Monday, April 14, 2008

various things sort of related to recent classes

A) John Hodgman is a funny, funny writer. It's no hyperbole to say that The Areas of My Expertise is one of the greatest almanacs to ever consist entirely of false information. That's underselling it, really: anybody who likes dry, absurd humor needs to read it and maybe memorize the entire list of hobo names contained within.

B) The Blues:
That documentary we're watching about all those Mississippi guys who got rediscovered/uncovered by Fat Possum in the early 90s is reminding me how much I like that stuff. This really sounds like sort of a cliche affectation for a white middle-class semihipster college student to have, but that whole Stevie Ray Vaughan/Robert Cray/Eric Clapton 12-bar overpolished overlong guitar solo stuff bores me to tears. I don't pretend to know the first thing about "authenticity" in any sort of music. Chuck Klosterman has an essay about pop-country being more authentic in its working-class populism than the more traditionalist alt-country stuff, and as much as I prefer Steve Earle and the Drive-By Truckers to anything Toby Keith will ever, ever, ever, ever do, I have to admit he's probably right. But the point is that I feel like blues at its rawest is some of the most effectively cool, groovy music ever, and too many people's perceptions of it have been shaped by Blueshammer-style bullshit (again, "bullshit" being a totally subjective factor in this post!) that they'll never be able to dig on this music I really like. Go listen to any of those old Fat Possum guys--R.L. Burnside, Junior Kimbrough, CeDell Davis--or John Lee Hooker, or Lightnin' Hopkins, or Lead Belly, or Fred McDowell, or Robert Johnson, or Son House, etc. Howlin' Wolf in particular was cool as hell. If you're the sort of person who's ever wondered where Tom Waits and Captain Beefheart got their singing styles...you've probably already heard Howlin' Wolf. But that's beside the point, I guess.
Something that I find interesting is how I find those Mississippi guys waaaaaay more exciting than the wanky electric stuff because their music is more repetitive.
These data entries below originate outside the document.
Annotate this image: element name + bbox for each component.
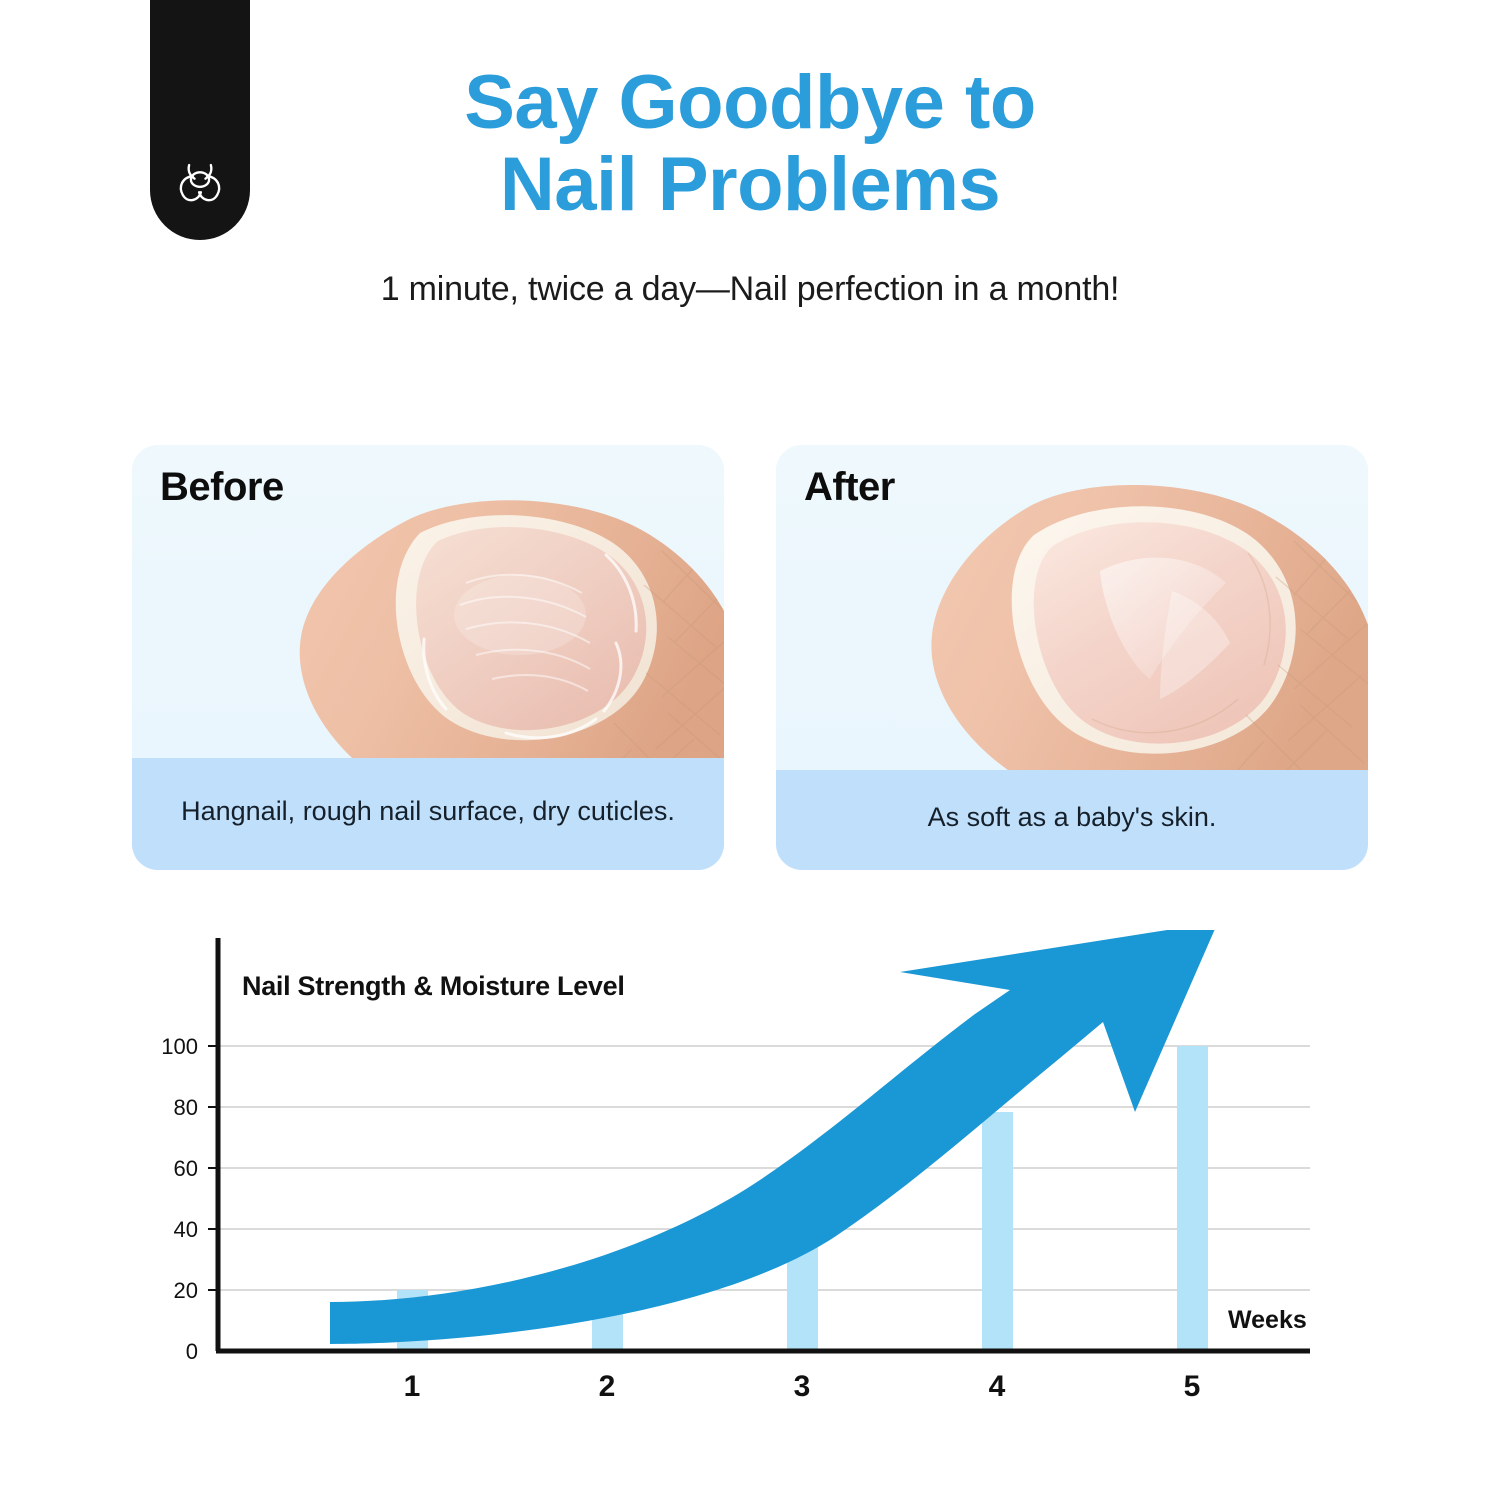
x-tick-label-1: 1 [404,1370,421,1403]
y-tick-label-80: 80 [174,1095,198,1120]
chart-title: Nail Strength & Moisture Level [242,971,625,1001]
chart-x-axis-label: Weeks [1228,1306,1307,1334]
x-tick-label-5: 5 [1184,1370,1201,1403]
growth-chart: 100 80 60 40 20 0 1 2 3 4 5 Nail Strengt… [0,930,1500,1430]
y-tick-label-20: 20 [174,1278,198,1303]
after-card-label: After [804,465,895,510]
after-photo: After [776,445,1368,770]
page-title: Say Goodbye to Nail Problems [0,0,1500,226]
before-fingernail-illustration [270,497,724,758]
before-after-comparison: Before [132,445,1368,870]
x-tick-label-2: 2 [599,1370,616,1403]
bar-week-4 [982,1112,1013,1350]
page-subtitle: 1 minute, twice a day—Nail perfection in… [0,226,1500,309]
before-photo: Before [132,445,724,758]
x-tick-label-4: 4 [989,1370,1006,1403]
before-card-label: Before [160,465,284,510]
headline-line-1: Say Goodbye to [0,62,1500,144]
y-tick-label-0: 0 [186,1339,198,1364]
after-fingernail-illustration [904,483,1368,770]
y-tick-label-60: 60 [174,1156,198,1181]
after-card-caption: As soft as a baby's skin. [776,770,1368,870]
before-card-caption: Hangnail, rough nail surface, dry cuticl… [132,758,724,870]
x-tick-label-3: 3 [794,1370,811,1403]
header: Say Goodbye to Nail Problems 1 minute, t… [0,0,1500,309]
headline-line-2: Nail Problems [0,144,1500,226]
y-tick-label-100: 100 [161,1034,198,1059]
after-card: After [776,445,1368,870]
y-tick-label-40: 40 [174,1217,198,1242]
bar-week-5 [1177,1046,1208,1350]
before-card: Before [132,445,724,870]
Somebody like Eric Clapton--or John Mayer, God help us all--follows fairly predictable 12-bar AAB patterns, but these guys often eschew that altogether in favor of something even more basic. I don't know how that makes it more interesting. Maybe it has something to do with Steve Reich or Brian Eno? Gods damn it, I feel like a phony for even trying to talk about music that I know next to nothing about, but it always feels like a revelation when I find myself totally thrilled by music that I always used to basically think of as an irrelevant museum piece.

C) Hey, did you catch that "Gods damn it" in the last paragraph and think, "Maybe that was a Battlestar Galactica reference?" It was. I'll talk about that later because I'm stoked about the new season (apologies to everybody else in the class because I doubt any of you watch that show).